After that he was given the title of Professor at Kyiv University. In 1968, Oxner was elected director of the Institute of Botany, a position he kept until 1970. In 1972 he became a corresponding member of the Academy of Sciences of the Ukrainian SSR. Alfred Nikolaevich Oxner died on 20 November 1973.

==Selected works==
- Oxner, A.M. (1956). "Флора лишайників України"
- Oxner, A.M. (1968). "Флора лишайників України"
- Kopaczevskaja, E.G. (1971). "Handbook of the lichens of the U.S.S.R. [Opredelitelj lishaĭnikov SSSR.] 1. Pertusariaceae, Lecanoraceae and Parmeliaceae"
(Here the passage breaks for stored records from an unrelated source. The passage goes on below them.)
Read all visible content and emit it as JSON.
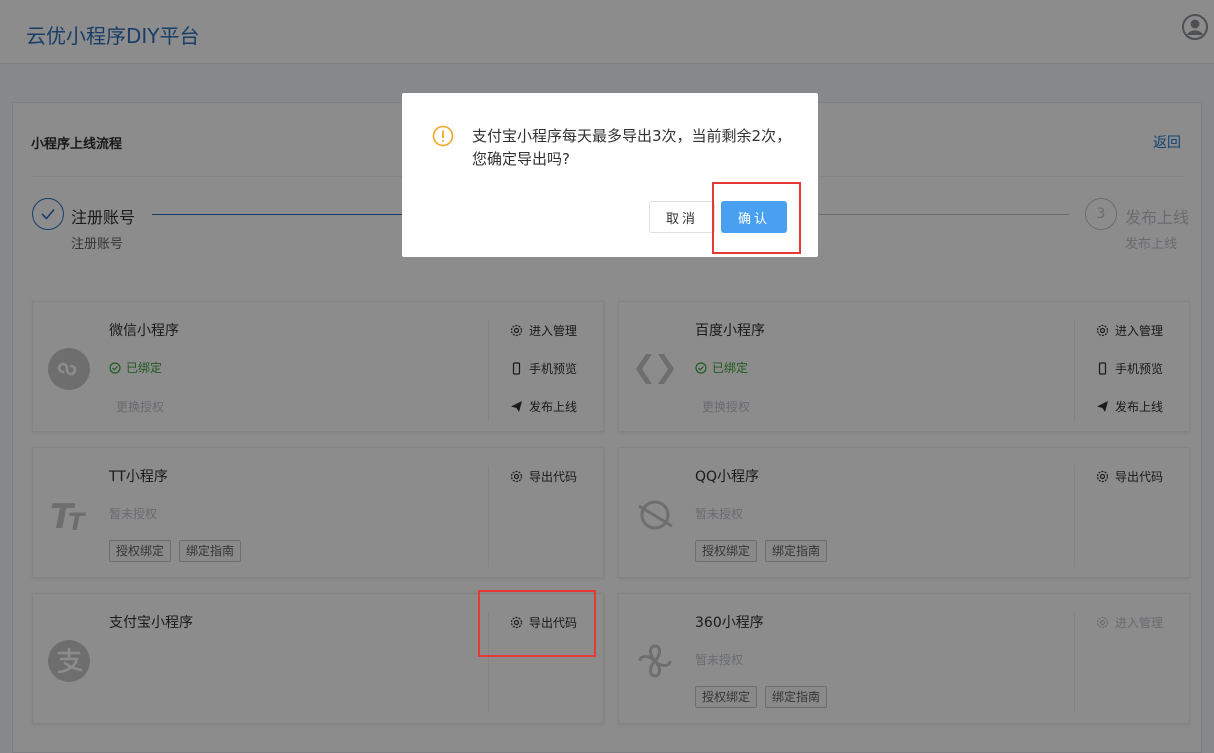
{
  "app": {
    "title": "云优小程序DIY平台",
    "user_icon": "user-avatar-icon"
  },
  "panel": {
    "title": "小程序上线流程",
    "back_label": "返回"
  },
  "steps": [
    {
      "title": "注册账号",
      "desc": "注册账号",
      "status": "done"
    },
    {
      "number": "3",
      "title": "发布上线",
      "desc": "发布上线",
      "status": "pending"
    }
  ],
  "cards": [
    {
      "name": "微信小程序",
      "logo": "wechat-miniprogram-logo",
      "status": "已绑定",
      "reauth": "更换授权",
      "actions": [
        "进入管理",
        "手机预览",
        "发布上线"
      ]
    },
    {
      "name": "百度小程序",
      "logo": "baidu-miniprogram-logo",
      "status": "已绑定",
      "reauth": "更换授权",
      "actions": [
        "进入管理",
        "手机预览",
        "发布上线"
      ]
    },
    {
      "name": "TT小程序",
      "logo": "toutiao-miniprogram-logo",
      "status": "暂未授权",
      "buttons": [
        "授权绑定",
        "绑定指南"
      ],
      "actions": [
        "导出代码"
      ]
    },
    {
      "name": "QQ小程序",
      "logo": "qq-miniprogram-logo",
      "status": "暂未授权",
      "buttons": [
        "授权绑定",
        "绑定指南"
      ],
      "actions": [
        "导出代码"
      ]
    },
    {
      "name": "支付宝小程序",
      "logo": "alipay-miniprogram-logo",
      "actions": [
        "导出代码"
      ]
    },
    {
      "name": "360小程序",
      "logo": "360-miniprogram-logo",
      "status": "暂未授权",
      "buttons": [
        "授权绑定",
        "绑定指南"
      ],
      "actions": [
        "进入管理"
      ]
    }
  ],
  "dialog": {
    "message": "支付宝小程序每天最多导出3次，当前剩余2次，您确定导出吗?",
    "cancel_label": "取消",
    "confirm_label": "确认",
    "icon": "warning-icon"
  },
  "colors": {
    "brand_blue": "#2f6fbf",
    "confirm_button": "#4aa0f0",
    "bound_green": "#3aa43a",
    "warning_orange": "#f5a623",
    "highlight_red": "#e53935"
  }
}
- Oxner, A.N. (1972). "Combinationes taxonomicae ac nomina specierum Aspiciliae novae"
- Oxner, A.M. (1974). "Handbook of the lichens of the U.S.S.R. [Opredelitelj lishaĭnikov SSSR.] 2. Morphology, systematic and geographical distribution"
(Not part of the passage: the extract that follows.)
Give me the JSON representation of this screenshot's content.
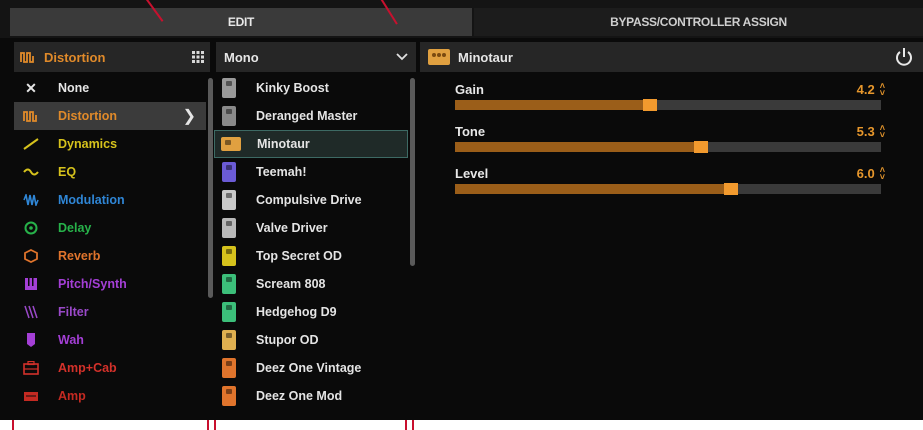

- Kopaczevskaja, E.G. (1977). "Handbook of the lichens of the U.S.S.R. [Opredelitelj lishaĭnikov SSSR.] 4. Verrucariaceae – Pilocarpaceae"
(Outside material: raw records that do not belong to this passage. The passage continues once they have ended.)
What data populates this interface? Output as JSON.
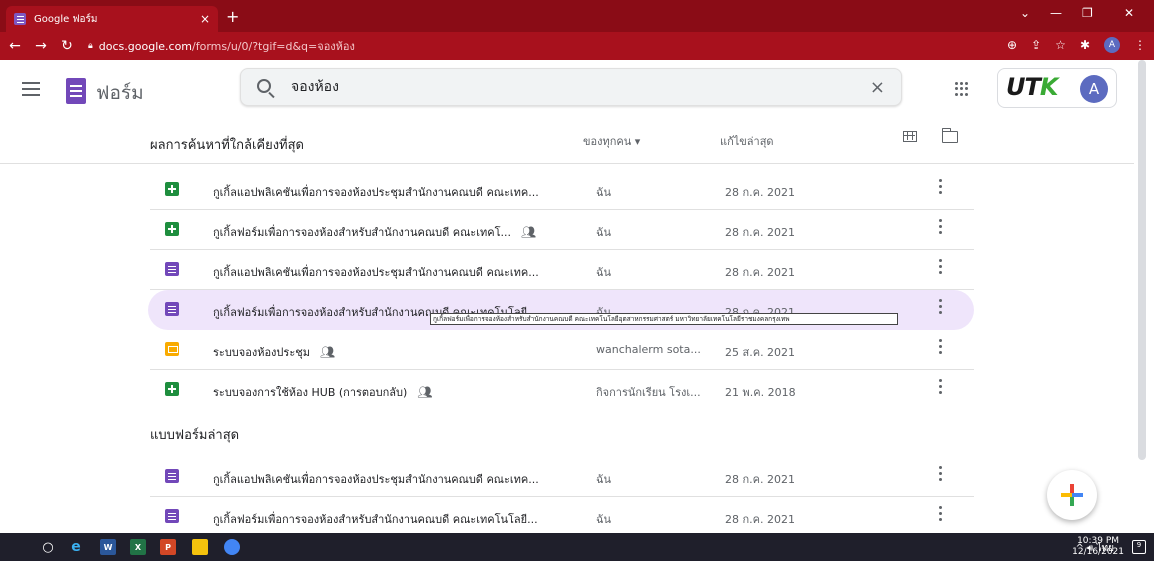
{
  "browser": {
    "tab_title": "Google ฟอร์ม",
    "tab_close": "×",
    "new_tab": "+",
    "url_domain": "docs.google.com",
    "url_path": "/forms/u/0/?tgif=d&q=จองห้อง",
    "profile_initial": "A"
  },
  "app": {
    "name": "ฟอร์ม",
    "search_value": "จองห้อง",
    "search_clear": "×",
    "brand_prefix": "UT",
    "brand_suffix": "K",
    "avatar_initial": "A"
  },
  "list_header": {
    "title": "ผลการค้นหาที่ใกล้เคียงที่สุด",
    "owner_filter": "ของทุกคน ▾",
    "sort": "แก้ไขล่าสุด"
  },
  "results": [
    {
      "icon": "sheets",
      "name": "กูเกิ้ลแอปพลิเคชันเพื่อการจองห้องประชุมสำนักงานคณบดี คณะเทค...",
      "shared": false,
      "owner": "ฉัน",
      "date": "28 ก.ค. 2021"
    },
    {
      "icon": "sheets",
      "name": "กูเกิ้ลฟอร์มเพื่อการจองห้องสำหรับสำนักงานคณบดี คณะเทคโ...",
      "shared": true,
      "owner": "ฉัน",
      "date": "28 ก.ค. 2021"
    },
    {
      "icon": "forms",
      "name": "กูเกิ้ลแอปพลิเคชันเพื่อการจองห้องประชุมสำนักงานคณบดี คณะเทค...",
      "shared": false,
      "owner": "ฉัน",
      "date": "28 ก.ค. 2021"
    },
    {
      "icon": "forms",
      "name": "กูเกิ้ลฟอร์มเพื่อการจองห้องสำหรับสำนักงานคณบดี คณะเทคโนโลยี...",
      "shared": false,
      "owner": "ฉัน",
      "date": "28 ก.ค. 2021"
    },
    {
      "icon": "slides",
      "name": "ระบบจองห้องประชุม",
      "shared": true,
      "owner": "wanchalerm sota...",
      "date": "25 ส.ค. 2021"
    },
    {
      "icon": "sheets",
      "name": "ระบบจองการใช้ห้อง HUB (การตอบกลับ)",
      "shared": true,
      "owner": "กิจการนักเรียน โรงเ...",
      "date": "21 พ.ค. 2018"
    }
  ],
  "tooltip": "กูเกิ้ลฟอร์มเพื่อการจองห้องสำหรับสำนักงานคณบดี คณะเทคโนโลยีอุตสาหกรรมศาสตร์ มหาวิทยาลัยเทคโนโลยีราชมงคลกรุงเทพ",
  "recent_section_title": "แบบฟอร์มล่าสุด",
  "recent": [
    {
      "icon": "forms",
      "name": "กูเกิ้ลแอปพลิเคชันเพื่อการจองห้องประชุมสำนักงานคณบดี คณะเทค...",
      "owner": "ฉัน",
      "date": "28 ก.ค. 2021"
    },
    {
      "icon": "forms",
      "name": "กูเกิ้ลฟอร์มเพื่อการจองห้องสำหรับสำนักงานคณบดี คณะเทคโนโลยี...",
      "owner": "ฉัน",
      "date": "28 ก.ค. 2021"
    }
  ],
  "taskbar": {
    "word": "W",
    "excel": "X",
    "powerpoint": "P",
    "lang": "ไทย",
    "time": "10:39 PM",
    "date": "12/16/2021",
    "notif_count": "9"
  },
  "colors": {
    "chrome_frame": "#8a0c16",
    "forms_purple": "#7248b9",
    "sheets_green": "#1e8e3e",
    "slides_yellow": "#f9ab00",
    "selected_row": "#efe5fb"
  }
}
- Oxner, A.M. (1990). "Таблицы для определения родов и видов семейства Калоплаковых (Caloplacaceae Zahlbr.) флоры лишайников СССР"
- Oxner, A.M. (1993). "Флора лишайників України"
- Khodosovtsev, A.Y. (2004). "Handbook of the lichens of Russia. [Opredelitelj lishaĭnikov Rossii.] 9. Fuscideaceae, Teloschistaceae. Nauka: Sankt-Petersburg"
- Kondratyuk, S.Y., Kärnefelt, I., Goward, T., Galloway, D.J., Kudratov, I., Lackovičová, A., Lisická, E. & Guttová, A. 2010. Diagnoses of new taxa. In Oxner, A.M. (Ed. Kondratyuk, S.Y. & Roms, O.G.), Flora lyshaynykiv Ukrainy (Флора лишайників України). [Flora of the Lichens of Ukraine] 2(3): 435–445.
- Kondratyuk, S.Y., Dymytrova, L.V. & Nadyeina, O.V. 2010. The third checklist of lichen-forming and allied fungi of Ukraine. In Oxner, A.M. (Ed. Kondratyuk, S.Y. & Roms, O.G.), Flora lyshaynykiv Ukrainy (Флора лишайників України). [Flora of the Lichens of Ukraine] 2(3): 446–486.
- Oxner, A.M. (2010). "Флора лишайників України"

==Recognition==
In 1998, on the occasion of the 100th anniversary of the birth of Alfred Oxner, the Institute of Botany. N.G. Kholodny founded a prize with his name, awarded to young lichenologists every 2–3 years.

===Eponyms===
Four genera are named after Alfred Oxner: Oxnerella S.Y.Kondr., Lőkös & Hur (2014); Oxneria S.Y.Kondr. & Kärnefelt (2003); Oxneriaria S.Y.Kondr. & Lőkös (2017); and Oxneriopsis S.Y.Kondr., Upreti & Hur (2017).
Several species have also been named in his honour, including: Lecanora oxneri Cretz. (1941); Melaspilea oxneri Makar. (1948); Porina oxneri R.Sant. (1952); Cladonia oxneri Rass. (1960); Endopyrenium oxneri Akramova (1965); Physcia oxneri Inaschv. (1966); Ascochyta alfrediae Vasyag. (1968); Aspicilia oxneriana O.B.Blum (1970); Haematomma oxneri Vodopjanova (1971); Xanthoria oxneri S.Y.Kondr. & Poelt (1993); Caloplaca oxneri S.Y.Kondr. & Søchting (1996); Xanthoria alfredi S.Y.Kondr. & Poelt (1997); Ivanpisutia oxneri S.Y.Kondr., Lőkös & Hur (2015); Rinodina oxneriana S.Y.Kondr., Lőkös & Hur (2016); Staurothele oxneri S.Y.Kondr., Lőkös & Hur (2016); Leptosphaeria oxneriae Cl.Roux & S.Y.Kondr. (2017); and Hyperphyscia oxneri S.Y.Kondr. & Hur (2018).